When it comes to air filters for HVAC systems, there are a variety of options available. Pleated air filters are one of the main types, with reusable and disposable options. These pleats increase the surface area of the filter for better filtering. HEPA filters are great for those who need a filter that can combat allergens, while UV light filters kill bacteria and viruses with shortwave UV light.
Electrostatic filters create static that acts like a magnet for dust and other particles suspended in the air, while media filters have a larger surface area and successfully prevent significant static pressure while providing better filtration. When selecting the right filter for your HVAC system, it's important to consider your needs. Those living with allergies or other respiratory problems may benefit more from HEPA filters, while those looking for an environmentally friendly option may want to consider washable filters. UV light filters are great for killing microorganisms that could be hazardous to health, while electrostatic filters are one of the best options for those who need a filter that can combat allergens. Media filters provide the same level of filtration as a high-MERV filter without the negative consequences of airflow or static pressure. It's also important to consider the size of the filter you need.
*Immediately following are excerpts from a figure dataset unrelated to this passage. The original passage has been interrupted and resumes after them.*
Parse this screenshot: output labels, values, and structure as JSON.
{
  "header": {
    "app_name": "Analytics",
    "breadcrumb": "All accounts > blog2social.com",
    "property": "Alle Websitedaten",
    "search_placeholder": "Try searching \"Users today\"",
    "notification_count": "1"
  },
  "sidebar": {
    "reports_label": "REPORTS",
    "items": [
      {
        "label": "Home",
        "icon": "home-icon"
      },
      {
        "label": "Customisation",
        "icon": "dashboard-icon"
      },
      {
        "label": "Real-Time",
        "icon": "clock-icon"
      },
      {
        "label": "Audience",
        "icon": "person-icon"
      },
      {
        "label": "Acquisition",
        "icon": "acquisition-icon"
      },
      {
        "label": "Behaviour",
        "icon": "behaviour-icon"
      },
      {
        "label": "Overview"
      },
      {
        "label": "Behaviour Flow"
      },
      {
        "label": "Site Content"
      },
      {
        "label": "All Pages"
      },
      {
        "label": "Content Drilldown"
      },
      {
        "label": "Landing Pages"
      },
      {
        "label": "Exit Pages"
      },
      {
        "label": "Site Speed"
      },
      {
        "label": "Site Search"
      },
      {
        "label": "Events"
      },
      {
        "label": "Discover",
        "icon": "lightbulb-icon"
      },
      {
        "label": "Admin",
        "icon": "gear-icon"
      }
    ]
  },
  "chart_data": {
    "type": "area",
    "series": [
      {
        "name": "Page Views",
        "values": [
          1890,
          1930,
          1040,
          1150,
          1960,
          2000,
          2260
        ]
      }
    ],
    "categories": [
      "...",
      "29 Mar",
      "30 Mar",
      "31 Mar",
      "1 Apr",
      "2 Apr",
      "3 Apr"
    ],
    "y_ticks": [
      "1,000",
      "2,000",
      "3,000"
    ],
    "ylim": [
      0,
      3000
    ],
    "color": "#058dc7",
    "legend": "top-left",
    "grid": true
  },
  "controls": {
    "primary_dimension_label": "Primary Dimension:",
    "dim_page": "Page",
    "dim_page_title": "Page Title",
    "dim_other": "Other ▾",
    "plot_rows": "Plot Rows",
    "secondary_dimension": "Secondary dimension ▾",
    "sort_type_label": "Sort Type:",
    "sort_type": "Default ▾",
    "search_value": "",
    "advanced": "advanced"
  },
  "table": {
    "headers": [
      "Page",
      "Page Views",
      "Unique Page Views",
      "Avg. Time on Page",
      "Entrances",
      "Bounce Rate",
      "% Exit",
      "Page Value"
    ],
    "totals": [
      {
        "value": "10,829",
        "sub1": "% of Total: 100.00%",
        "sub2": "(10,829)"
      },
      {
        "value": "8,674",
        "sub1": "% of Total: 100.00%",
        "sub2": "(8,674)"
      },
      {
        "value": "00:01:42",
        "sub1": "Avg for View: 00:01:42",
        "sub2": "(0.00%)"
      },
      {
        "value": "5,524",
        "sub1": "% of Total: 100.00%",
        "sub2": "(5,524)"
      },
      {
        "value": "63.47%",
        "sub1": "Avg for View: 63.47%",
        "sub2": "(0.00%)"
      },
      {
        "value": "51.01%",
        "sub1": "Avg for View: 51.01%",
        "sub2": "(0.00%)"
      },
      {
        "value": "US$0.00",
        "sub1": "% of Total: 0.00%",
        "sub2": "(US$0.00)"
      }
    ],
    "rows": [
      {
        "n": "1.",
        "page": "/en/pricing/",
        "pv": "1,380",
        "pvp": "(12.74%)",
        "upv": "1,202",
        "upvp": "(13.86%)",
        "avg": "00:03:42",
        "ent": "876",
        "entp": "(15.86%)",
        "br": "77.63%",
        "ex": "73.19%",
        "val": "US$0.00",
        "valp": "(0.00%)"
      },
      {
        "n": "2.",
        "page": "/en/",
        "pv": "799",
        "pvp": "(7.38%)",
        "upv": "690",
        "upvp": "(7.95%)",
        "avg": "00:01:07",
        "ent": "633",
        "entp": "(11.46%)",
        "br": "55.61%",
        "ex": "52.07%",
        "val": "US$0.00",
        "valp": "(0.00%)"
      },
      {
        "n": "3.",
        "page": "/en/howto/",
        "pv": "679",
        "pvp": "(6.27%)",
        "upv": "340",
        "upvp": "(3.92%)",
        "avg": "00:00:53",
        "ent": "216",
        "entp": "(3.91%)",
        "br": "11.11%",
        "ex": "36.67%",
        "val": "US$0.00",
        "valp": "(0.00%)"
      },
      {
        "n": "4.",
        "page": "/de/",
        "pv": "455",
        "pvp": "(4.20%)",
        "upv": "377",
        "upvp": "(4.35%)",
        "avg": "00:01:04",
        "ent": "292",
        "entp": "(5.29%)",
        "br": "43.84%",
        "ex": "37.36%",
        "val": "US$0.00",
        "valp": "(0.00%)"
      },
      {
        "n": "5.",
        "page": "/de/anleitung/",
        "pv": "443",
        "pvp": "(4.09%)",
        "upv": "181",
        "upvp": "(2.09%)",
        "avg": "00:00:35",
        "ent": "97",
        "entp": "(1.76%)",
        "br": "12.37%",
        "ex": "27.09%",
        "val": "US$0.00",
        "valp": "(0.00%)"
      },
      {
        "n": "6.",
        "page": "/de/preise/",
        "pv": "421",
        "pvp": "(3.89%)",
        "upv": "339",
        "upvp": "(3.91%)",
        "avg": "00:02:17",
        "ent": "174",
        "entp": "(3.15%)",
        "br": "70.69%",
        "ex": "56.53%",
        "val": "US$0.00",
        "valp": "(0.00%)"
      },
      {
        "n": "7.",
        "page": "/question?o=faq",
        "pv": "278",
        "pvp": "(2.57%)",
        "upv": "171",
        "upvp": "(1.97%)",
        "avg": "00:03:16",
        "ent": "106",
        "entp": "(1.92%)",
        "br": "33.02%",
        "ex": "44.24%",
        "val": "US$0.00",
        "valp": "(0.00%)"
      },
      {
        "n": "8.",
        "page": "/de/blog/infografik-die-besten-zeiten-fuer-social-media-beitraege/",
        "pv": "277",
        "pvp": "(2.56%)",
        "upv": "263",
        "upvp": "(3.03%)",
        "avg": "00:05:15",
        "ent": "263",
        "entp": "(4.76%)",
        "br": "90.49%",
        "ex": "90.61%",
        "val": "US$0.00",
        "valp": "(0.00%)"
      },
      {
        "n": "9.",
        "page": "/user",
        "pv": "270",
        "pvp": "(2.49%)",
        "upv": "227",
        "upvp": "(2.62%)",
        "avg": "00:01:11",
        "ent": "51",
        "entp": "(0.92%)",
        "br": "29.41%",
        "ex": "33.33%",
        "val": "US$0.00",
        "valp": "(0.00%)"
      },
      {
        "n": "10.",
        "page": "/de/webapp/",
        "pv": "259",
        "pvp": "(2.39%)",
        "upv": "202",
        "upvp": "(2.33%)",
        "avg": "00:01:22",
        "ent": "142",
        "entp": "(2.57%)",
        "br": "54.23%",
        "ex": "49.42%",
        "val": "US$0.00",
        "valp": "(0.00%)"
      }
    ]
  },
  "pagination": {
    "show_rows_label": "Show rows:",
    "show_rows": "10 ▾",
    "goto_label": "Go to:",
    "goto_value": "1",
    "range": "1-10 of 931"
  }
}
Filters will be 1 inch thick for common systems and 5 inches thick for larger HVAC systems, with overall filter sizes ranging from 10 inches by 10 inches to 30 inches by 30 inches. To measure filter efficiency, experts use the minimum efficiency report value (MERV), which is a graph that classifies filters according to their ability to capture particles. The rating ranges from 1 to 16, with 16 being awarded to the types of air filters with the best filtering capacity. No matter what type of filter you choose, it's important to ensure that it is well maintained in order to ensure that it works as it should. This includes making sure that the filter is completely dry before putting it back in, as even the smallest amount of moisture that remains can cause mold and mildew to form on the filter and be expelled back into your home.